Le mystique est d'abord celui qui, d'une façon ou d'une autre, a expérimenté comment c'est seulement notre relation à Dieu qui permet de commencer à atteindre la réalité foncière de toutes choses. Mais il ne suffit pas d'être d'accord avec cette sorte d'axiome pour être mystique !

La rencontre avec Dieu, la connaissance de Dieu, qu'est-ce à dire exactement ? On peut connaître la Bible entière, la lire et comprendre en langue hébraïque et en grec, et n'être aucunement mystique. On peut avoir fait de très longues études théologiques, et n'être pas mystique. On peut même prononcer des paroles sublimes sur Jésus-Christ et le christianisme, et n'être pas mystique.

Une comparaison facile à comprendre vient ici à l'esprit : on pense à l'homme qui comprendrait et dirait tout sur la technique et le savoir-faire qui ont permis à l'artiste de réaliser un chef-d'œuvre, mais serait insensible à sa beauté qu'il ne percevrait pas.

La mystique est à vivre, à expérimenter, un peu comme on vit et expérimente la beauté d'une grande œuvre authentiquement artistique. Il est impossible de dire ce qu'elle est. On ne peut la décrire que selon son extériorité, selon ce que nos sens peuvent voir. La Beauté ne se prouve pas. Nos sens physiques ne la voient pas. Ils ne peuvent que conduire vers elle. Elle ne se décrit pas. Elle s'expérimente. Elle se vit. Il en et à plus forte raison de la connaissance mystique des mystères de Jésus-Christ.

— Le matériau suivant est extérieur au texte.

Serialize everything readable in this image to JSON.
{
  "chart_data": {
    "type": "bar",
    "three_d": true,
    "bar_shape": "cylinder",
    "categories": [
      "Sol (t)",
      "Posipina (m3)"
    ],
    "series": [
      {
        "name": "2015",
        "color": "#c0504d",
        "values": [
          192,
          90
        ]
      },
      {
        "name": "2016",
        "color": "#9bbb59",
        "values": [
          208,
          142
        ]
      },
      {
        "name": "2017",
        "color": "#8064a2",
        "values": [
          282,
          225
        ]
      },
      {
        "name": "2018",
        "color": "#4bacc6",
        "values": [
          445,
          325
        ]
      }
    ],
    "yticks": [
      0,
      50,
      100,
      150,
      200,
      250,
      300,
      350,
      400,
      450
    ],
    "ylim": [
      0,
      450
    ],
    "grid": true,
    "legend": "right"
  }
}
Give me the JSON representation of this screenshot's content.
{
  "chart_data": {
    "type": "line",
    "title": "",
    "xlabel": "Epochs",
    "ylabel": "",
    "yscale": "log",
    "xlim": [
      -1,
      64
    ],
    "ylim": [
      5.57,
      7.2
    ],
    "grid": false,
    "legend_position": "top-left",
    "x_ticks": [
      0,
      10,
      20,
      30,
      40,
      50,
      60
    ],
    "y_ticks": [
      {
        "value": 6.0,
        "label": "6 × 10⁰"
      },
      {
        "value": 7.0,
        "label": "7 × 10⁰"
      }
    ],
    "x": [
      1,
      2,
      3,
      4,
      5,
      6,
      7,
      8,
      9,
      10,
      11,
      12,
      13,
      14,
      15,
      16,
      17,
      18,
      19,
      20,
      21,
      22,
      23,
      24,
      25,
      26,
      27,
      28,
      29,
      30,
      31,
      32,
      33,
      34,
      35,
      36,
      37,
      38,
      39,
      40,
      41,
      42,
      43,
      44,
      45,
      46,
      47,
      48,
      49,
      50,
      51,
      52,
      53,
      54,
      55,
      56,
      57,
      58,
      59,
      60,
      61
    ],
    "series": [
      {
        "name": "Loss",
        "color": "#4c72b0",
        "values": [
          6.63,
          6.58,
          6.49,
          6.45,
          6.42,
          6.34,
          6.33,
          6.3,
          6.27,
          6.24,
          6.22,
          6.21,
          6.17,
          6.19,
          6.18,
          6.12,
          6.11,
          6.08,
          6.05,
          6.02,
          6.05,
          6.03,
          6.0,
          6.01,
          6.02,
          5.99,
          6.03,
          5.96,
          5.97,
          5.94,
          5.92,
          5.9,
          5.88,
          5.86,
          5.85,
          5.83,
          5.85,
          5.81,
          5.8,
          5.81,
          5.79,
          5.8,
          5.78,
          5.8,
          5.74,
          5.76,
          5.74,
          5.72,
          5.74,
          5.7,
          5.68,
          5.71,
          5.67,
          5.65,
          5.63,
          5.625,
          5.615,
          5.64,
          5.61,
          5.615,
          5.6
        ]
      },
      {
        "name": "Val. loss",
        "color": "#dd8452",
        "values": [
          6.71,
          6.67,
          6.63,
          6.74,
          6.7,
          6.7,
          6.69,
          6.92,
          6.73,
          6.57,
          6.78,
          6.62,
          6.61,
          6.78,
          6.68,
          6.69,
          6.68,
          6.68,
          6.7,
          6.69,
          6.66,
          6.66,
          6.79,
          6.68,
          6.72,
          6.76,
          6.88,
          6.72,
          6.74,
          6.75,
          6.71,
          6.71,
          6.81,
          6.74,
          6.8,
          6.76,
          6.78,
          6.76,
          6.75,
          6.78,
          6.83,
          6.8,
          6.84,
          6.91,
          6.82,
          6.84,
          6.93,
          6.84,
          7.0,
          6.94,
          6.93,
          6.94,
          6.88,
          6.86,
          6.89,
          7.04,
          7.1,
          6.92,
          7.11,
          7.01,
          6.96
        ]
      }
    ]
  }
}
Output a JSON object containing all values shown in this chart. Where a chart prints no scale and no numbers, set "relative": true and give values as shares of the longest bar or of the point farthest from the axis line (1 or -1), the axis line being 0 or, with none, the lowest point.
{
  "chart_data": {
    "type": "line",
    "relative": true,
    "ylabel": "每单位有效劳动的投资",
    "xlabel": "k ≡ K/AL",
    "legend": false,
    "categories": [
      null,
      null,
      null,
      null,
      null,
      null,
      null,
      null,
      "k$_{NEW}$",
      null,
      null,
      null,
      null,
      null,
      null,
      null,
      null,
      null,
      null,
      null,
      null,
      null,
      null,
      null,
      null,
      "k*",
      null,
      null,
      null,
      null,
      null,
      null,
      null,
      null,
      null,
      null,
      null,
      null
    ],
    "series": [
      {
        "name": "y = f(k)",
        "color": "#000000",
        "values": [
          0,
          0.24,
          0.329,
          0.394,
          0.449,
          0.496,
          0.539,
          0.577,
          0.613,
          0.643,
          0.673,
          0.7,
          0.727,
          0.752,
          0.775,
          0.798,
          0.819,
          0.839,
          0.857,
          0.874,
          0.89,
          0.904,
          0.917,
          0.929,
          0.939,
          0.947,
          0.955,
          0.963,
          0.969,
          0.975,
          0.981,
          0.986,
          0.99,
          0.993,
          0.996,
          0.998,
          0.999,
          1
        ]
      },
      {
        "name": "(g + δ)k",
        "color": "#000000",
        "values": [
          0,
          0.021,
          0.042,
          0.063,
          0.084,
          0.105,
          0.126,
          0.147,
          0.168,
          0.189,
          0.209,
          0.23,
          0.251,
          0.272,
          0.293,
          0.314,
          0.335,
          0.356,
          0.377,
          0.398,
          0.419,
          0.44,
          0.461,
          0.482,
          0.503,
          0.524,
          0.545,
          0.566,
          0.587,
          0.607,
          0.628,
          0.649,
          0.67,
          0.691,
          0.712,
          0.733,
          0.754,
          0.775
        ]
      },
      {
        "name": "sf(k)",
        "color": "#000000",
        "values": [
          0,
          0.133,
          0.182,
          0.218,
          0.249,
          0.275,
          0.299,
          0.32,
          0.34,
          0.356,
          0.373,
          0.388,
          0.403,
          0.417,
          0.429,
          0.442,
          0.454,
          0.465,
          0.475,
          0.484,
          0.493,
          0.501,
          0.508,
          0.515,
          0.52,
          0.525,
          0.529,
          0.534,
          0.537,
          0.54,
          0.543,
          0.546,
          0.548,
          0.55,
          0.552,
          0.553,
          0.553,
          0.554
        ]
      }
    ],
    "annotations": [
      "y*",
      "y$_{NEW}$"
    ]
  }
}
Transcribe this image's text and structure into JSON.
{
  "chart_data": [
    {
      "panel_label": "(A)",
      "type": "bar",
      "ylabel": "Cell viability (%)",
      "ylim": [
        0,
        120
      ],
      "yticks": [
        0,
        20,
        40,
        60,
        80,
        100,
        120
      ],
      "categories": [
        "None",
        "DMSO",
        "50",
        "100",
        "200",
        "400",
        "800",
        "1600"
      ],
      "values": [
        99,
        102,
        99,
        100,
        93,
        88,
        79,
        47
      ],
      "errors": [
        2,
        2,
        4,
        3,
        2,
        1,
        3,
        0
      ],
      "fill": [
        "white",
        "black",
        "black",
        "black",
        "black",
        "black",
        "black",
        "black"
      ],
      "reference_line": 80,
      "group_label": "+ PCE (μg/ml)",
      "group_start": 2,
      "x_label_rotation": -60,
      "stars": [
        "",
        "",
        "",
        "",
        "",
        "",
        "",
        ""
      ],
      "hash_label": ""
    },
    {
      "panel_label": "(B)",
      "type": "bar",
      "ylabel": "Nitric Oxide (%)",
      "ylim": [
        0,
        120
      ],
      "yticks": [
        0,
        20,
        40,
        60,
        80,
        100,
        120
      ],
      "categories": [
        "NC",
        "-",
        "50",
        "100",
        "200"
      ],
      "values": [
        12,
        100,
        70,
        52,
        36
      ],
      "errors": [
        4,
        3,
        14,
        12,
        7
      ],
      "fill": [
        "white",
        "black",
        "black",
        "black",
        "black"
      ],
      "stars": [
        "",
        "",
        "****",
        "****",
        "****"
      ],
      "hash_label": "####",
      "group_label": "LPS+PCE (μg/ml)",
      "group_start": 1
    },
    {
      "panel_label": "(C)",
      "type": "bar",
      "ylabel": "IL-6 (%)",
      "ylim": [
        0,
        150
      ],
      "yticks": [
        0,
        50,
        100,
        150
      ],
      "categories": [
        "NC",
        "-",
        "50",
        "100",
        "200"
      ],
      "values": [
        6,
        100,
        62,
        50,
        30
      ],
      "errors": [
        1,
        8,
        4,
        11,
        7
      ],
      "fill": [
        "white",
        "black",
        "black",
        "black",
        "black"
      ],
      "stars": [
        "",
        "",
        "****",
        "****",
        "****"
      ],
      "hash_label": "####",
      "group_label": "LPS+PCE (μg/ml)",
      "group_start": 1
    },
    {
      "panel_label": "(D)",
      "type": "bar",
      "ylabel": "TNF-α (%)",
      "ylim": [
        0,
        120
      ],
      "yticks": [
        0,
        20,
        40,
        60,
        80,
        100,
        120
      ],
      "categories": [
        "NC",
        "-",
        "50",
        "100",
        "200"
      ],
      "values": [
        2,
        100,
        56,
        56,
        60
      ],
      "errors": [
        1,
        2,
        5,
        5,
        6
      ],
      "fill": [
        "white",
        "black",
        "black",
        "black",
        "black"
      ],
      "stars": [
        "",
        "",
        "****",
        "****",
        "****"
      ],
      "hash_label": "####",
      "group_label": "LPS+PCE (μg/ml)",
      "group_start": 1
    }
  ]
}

La condition première, pour accéder à la mystique chrétienne, sera donc un dépassement de ce que voient nos sens, une sortie de soi, un oubli de soi, un vide, un anéantissement de soi, qui ne peuvent être accomplis que selon la mesure de notre foi.

Il peut y avoir un moment d'extase devant la contemplation d'un tableau ou d'un somptueux paysage, ou dans une intelligence nouvelle de quelques paroles de l'Évangile ou d'un authentique mystique, on ne sait plus où et à quel moment on est, la beauté vous a saisi, elle fait vivre un moment d'éternité proprement mystique. On vit alors, pour reprendre l'expression de Zundel, « une heure étoilée ».

La personne la plus simple, peut-être sans grande culture, en est capable. Elle peut être éblouie bien davantage que le simple érudit, sans pouvoir aucunement exprimer ce qu'elle ressent. Des femmes très modestes venaient écouter Zundel, sans bien comprendre ce qu'il disait, simplement elles se sentaient bien parce que devant une parole authentique. Un instant cela les transportait et elles aimaient revenir l'entendre.

C'est dire immédiatement que le mystique n'est ni un sentimental, ni un rêveur, ni un intellectuel. Il peut être ces « choses », elles peuvent l'aider, favoriser et même permettre peut-être le moment de l'éblouissement, mais elles s'effacent complétement quand il arrive, quand il surgit ou jaillit.

Cet instant de bonheur peut être subit comme longuement préparé. Et il peut être le point de départ d'une nouvelle façon de vivre. Il l'est sans doute nécessairement même si l'on ne s'en rend pas compte. Dans la vraie vie mystique on en est toujours au commencement.

Généralement parlant, on n'est jamais exactement le même après avoir vécu un moment mystique. Une conversion, c'est-à-dire un changement de perspectives, un changement de façon de voir et penser toutes choses, normalement a du s'ensuivre. On retombera sans doute après mais l'instant étoilé restera pour toujours au plus profond de nous-mêmes comme ferment d'une nouvelle vie.

La « metanoïa » de la première prédication évangélique, traduite couramment mais incomplètement par « conversion », exprime parfaitement ce changement dans l'esprit, devenu maintenant apte à saisir nouvellement toutes réalités.

Ici, de nouvelles paroles ou un nouveau texte de Zundel peut éblouir. On n'est jamais le même, spirituellement ou psychologiquement d'un jour à l'autre. Ce qui importe grandement, c'est l'environnement en lequel on entend ou lit ces paroles libératrices et la façon de lecture ou de l'écoute. On peut ne pas le bien comprendre et pourtant « sentir » que c'est vrai, comme ce vieil évêque séduit par la parole de M. Zundel, et qui se contentait de dire et redire : « Comme c'est vrai ! » Il avait vécu un instant quelque chose de ces heures étoilées dont aimait parler Zundel.